Nikaiankh II was an Ancient Egyptian local official who his known from his rock cut tomb at Tehna (tomb no. 15), about 2 km south of Akoris.

In his tomb Nikaiankh bears the titles royal acquaintance (rekh-niswt), steward of the great estate (imi-ra pr hut aat), and overseer of the priests of Hathor, lady of Rainet. His parents were called Debet (mother) and Heti. Several children are known, but the name of the wife is lost.

His rock cut tomb copies a mastaba. It is cut into the rocky mountain. Mastabas are normally free standing monuments built of stones or mud brick. However, in this case it is carved in the rocks. It has an inner chapel and three shafts going done to burial chambers.
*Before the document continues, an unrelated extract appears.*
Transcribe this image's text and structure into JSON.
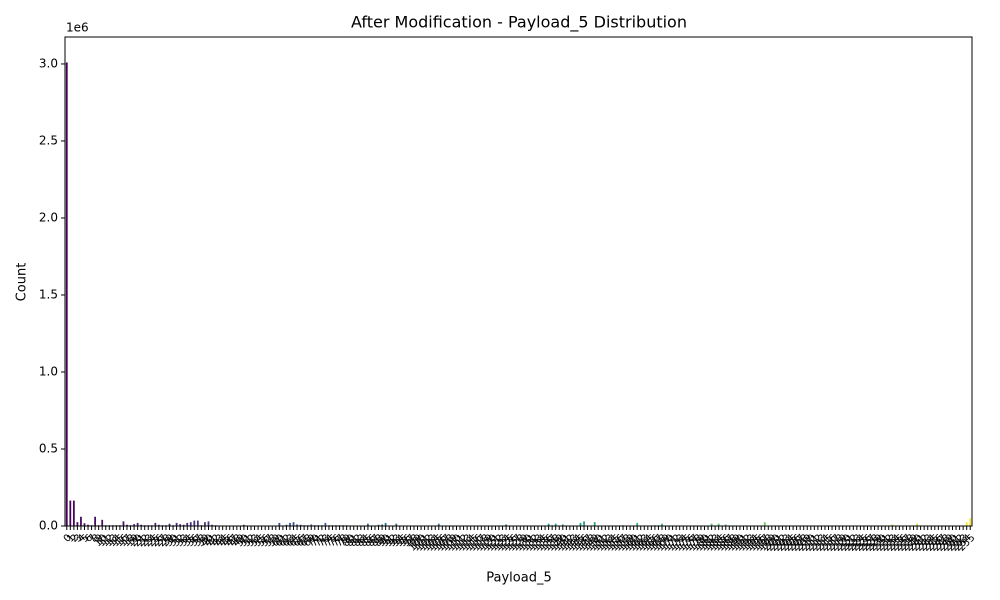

The chapel is decorated with reliefs showing Nikaiankh and his family. There are also several statues carved into the rock, showing again Nikaiankh and family members.

The tomb was first fully recorded between 2007 and 2011 by an Australian team that copied and photographed several decorated tombs at Tehna and published three of them in a monograph.

== Literature ==
- Elizabeth Thompson (2014): The Old Kingdom cemetery at Tehna. Volume I: The tombs of Nikaiankh I, Nikaiankh II and Kaihep (= Australian Centre for Egyptology: Reports. Band 35). Oxford, ISBN 978-0-85668-865-2, pp. 60–82, plates 26–40, 59–64.